It is common in hearing devices that the user of a hearing device can adjust audio processing parameters such as parameters influencing the volume or the tonal balance, possibly even the compression, the beam-former setting, bass, treble or noise suppression. Usually, such adjustments are temporary, i.e. when switching off the hearing device, the adjustments are “forgotten”, i.e. reset to default values (default parameter settings). When a hearing device uses a classifier for classifying a current acoustic environment and selecting audio processing parameters in dependence of such a classification, the before-mentioned adjustments may even be “forgotten” as soon as the acoustic environment changes.
In a conventional procedure for optimizing the adaptation of the audio processing properties of a hearing device to the preferences of the user, the user will verbally report his preferences to his hearing device professional (audiologist, fitter) during a fitting session, and the hearing device professional will change the default parameter settings accordingly. This can be a rather cumbersome procedure.
From U.S. Pat. No. 5,604,812, a hearing device is known, which employs fuzzy logic or neural network technology in order to let the hearing device automatically calculate improved audio processing parameter settings. Such algorithms require large processing power and do sometimes provide unreliable results.
In US 2005/0129262 A1, a programmable auditory prosthesis with trainable automatic adaptation to acoustic conditions is disclosed.
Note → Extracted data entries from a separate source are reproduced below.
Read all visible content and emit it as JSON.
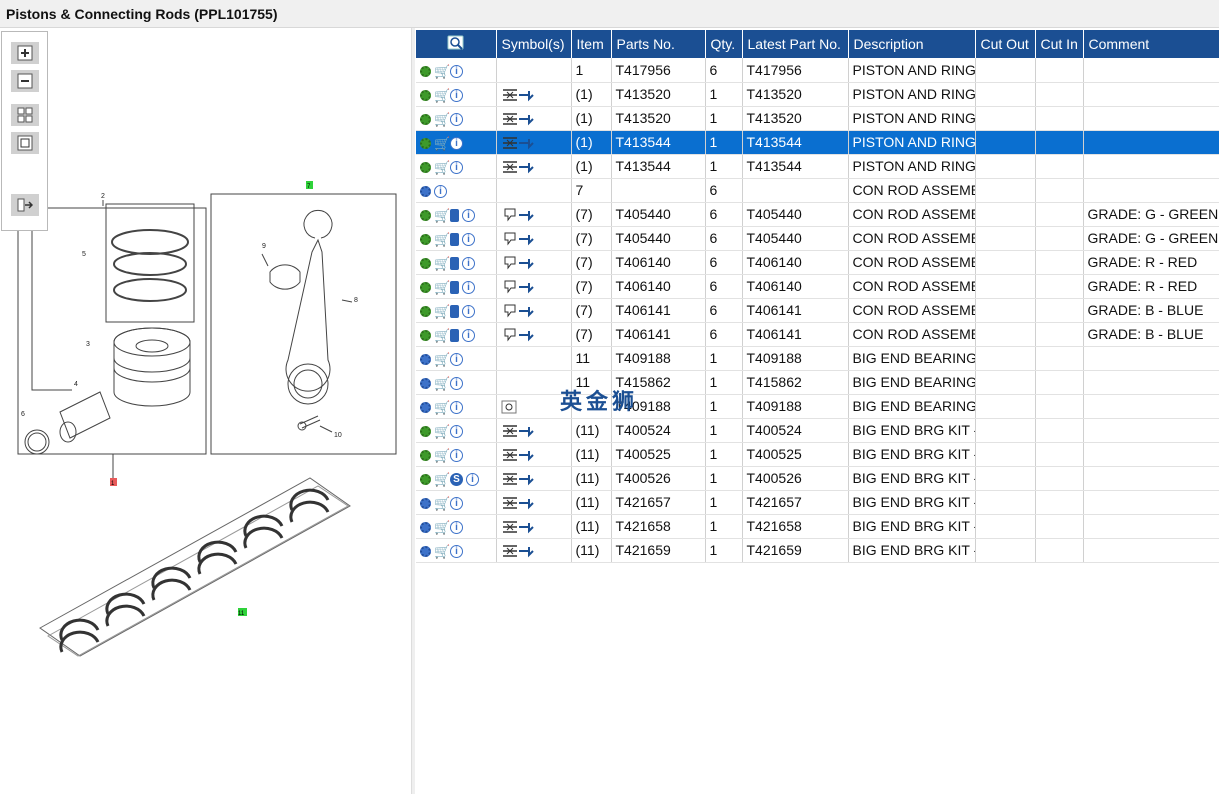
{
  "window": {
    "title": "Pistons & Connecting Rods (PPL101755)"
  },
  "toolbox": {
    "tools": [
      "zoom-in-icon",
      "zoom-out-icon",
      "fit-all-icon",
      "fit-page-icon",
      "export-icon"
    ]
  },
  "diagram": {
    "callouts": {
      "c1": "1",
      "c2": "2",
      "c3": "3",
      "c4": "4",
      "c5": "5",
      "c6": "6",
      "c7": "7",
      "c8": "8",
      "c9": "9",
      "c10": "10",
      "c11": "11"
    }
  },
  "table": {
    "headers": {
      "search_icon": "search-icon",
      "symbols": "Symbol(s)",
      "item": "Item",
      "parts_no": "Parts No.",
      "qty": "Qty.",
      "latest": "Latest Part No.",
      "desc": "Description",
      "cut_out": "Cut Out",
      "cut_in": "Cut In",
      "comment": "Comment"
    },
    "rows": [
      {
        "item": "1",
        "parts": "T417956",
        "qty": "6",
        "latest": "T417956",
        "desc": "PISTON AND RING",
        "comment": ""
      },
      {
        "item": "(1)",
        "parts": "T413520",
        "qty": "1",
        "latest": "T413520",
        "desc": "PISTON AND RING",
        "comment": ""
      },
      {
        "item": "(1)",
        "parts": "T413520",
        "qty": "1",
        "latest": "T413520",
        "desc": "PISTON AND RING",
        "comment": ""
      },
      {
        "item": "(1)",
        "parts": "T413544",
        "qty": "1",
        "latest": "T413544",
        "desc": "PISTON AND RING",
        "comment": ""
      },
      {
        "item": "(1)",
        "parts": "T413544",
        "qty": "1",
        "latest": "T413544",
        "desc": "PISTON AND RING",
        "comment": ""
      },
      {
        "item": "7",
        "parts": "",
        "qty": "6",
        "latest": "",
        "desc": "CON ROD ASSEME",
        "comment": ""
      },
      {
        "item": "(7)",
        "parts": "T405440",
        "qty": "6",
        "latest": "T405440",
        "desc": "CON ROD ASSEME",
        "comment": "GRADE: G - GREEN"
      },
      {
        "item": "(7)",
        "parts": "T405440",
        "qty": "6",
        "latest": "T405440",
        "desc": "CON ROD ASSEME",
        "comment": "GRADE: G - GREEN"
      },
      {
        "item": "(7)",
        "parts": "T406140",
        "qty": "6",
        "latest": "T406140",
        "desc": "CON ROD ASSEME",
        "comment": "GRADE: R - RED"
      },
      {
        "item": "(7)",
        "parts": "T406140",
        "qty": "6",
        "latest": "T406140",
        "desc": "CON ROD ASSEME",
        "comment": "GRADE: R - RED"
      },
      {
        "item": "(7)",
        "parts": "T406141",
        "qty": "6",
        "latest": "T406141",
        "desc": "CON ROD ASSEME",
        "comment": "GRADE: B - BLUE"
      },
      {
        "item": "(7)",
        "parts": "T406141",
        "qty": "6",
        "latest": "T406141",
        "desc": "CON ROD ASSEME",
        "comment": "GRADE: B - BLUE"
      },
      {
        "item": "11",
        "parts": "T409188",
        "qty": "1",
        "latest": "T409188",
        "desc": "BIG END BEARING",
        "comment": ""
      },
      {
        "item": "11",
        "parts": "T415862",
        "qty": "1",
        "latest": "T415862",
        "desc": "BIG END BEARING",
        "comment": ""
      },
      {
        "item": "",
        "parts": "T409188",
        "qty": "1",
        "latest": "T409188",
        "desc": "BIG END BEARING",
        "comment": ""
      },
      {
        "item": "(11)",
        "parts": "T400524",
        "qty": "1",
        "latest": "T400524",
        "desc": "BIG END BRG KIT -",
        "comment": ""
      },
      {
        "item": "(11)",
        "parts": "T400525",
        "qty": "1",
        "latest": "T400525",
        "desc": "BIG END BRG KIT -",
        "comment": ""
      },
      {
        "item": "(11)",
        "parts": "T400526",
        "qty": "1",
        "latest": "T400526",
        "desc": "BIG END BRG KIT -",
        "comment": ""
      },
      {
        "item": "(11)",
        "parts": "T421657",
        "qty": "1",
        "latest": "T421657",
        "desc": "BIG END BRG KIT -",
        "comment": ""
      },
      {
        "item": "(11)",
        "parts": "T421658",
        "qty": "1",
        "latest": "T421658",
        "desc": "BIG END BRG KIT -",
        "comment": ""
      },
      {
        "item": "(11)",
        "parts": "T421659",
        "qty": "1",
        "latest": "T421659",
        "desc": "BIG END BRG KIT -",
        "comment": ""
      }
    ]
  },
  "watermark": "英金狮",
  "colors": {
    "header_bg": "#1b4f93",
    "selected_row": "#0a6fd0",
    "callout_red": "#e85a5a",
    "callout_green": "#2fd23a"
  }
}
US 2006/0215860 A1 discloses a hearing device and a method for choosing a program in a multi program hearing device.
US 2004/0208331 A1 discloses a device and a method to adjust a hearing device. The method comprises: inputting a desired setting value in the hearing device at a determinable point in time; measuring at least one sound quantity concerning a first environment situation at the determinable point in time; automatically learning setting values to be used, depending on the desired setting value and the at least one measured sound quantity; newly measuring at least one sound quantity concerning a second environment situation; and adjusting the hearing device to one of the setting values to be used with regard to the second environment situation.
In US 2006/0222194 A1 is disclosed a hearing aid for recording data and learning therefrom.
From EP 0 788 290 A1, a programmable hearing aid-device is known. It is disclosed to analyze audio signals in the frequency domain and to use the result of such an analysis for selecting stored parameters of an amplification and transmission member or for changing the amplification and transmission characteristics of the amplification and transmission member.
In EP 1 404 152 A2, a hearing-aid device is presented, which is adaptable to certain hearing situations. A continuous individual adaptation of the hearing-aid device in different hearing situations is achieved.
It is desirable to provide an alternative way of adapting the audio processing properties of a hearing system to the preferences of a user of the hearing system.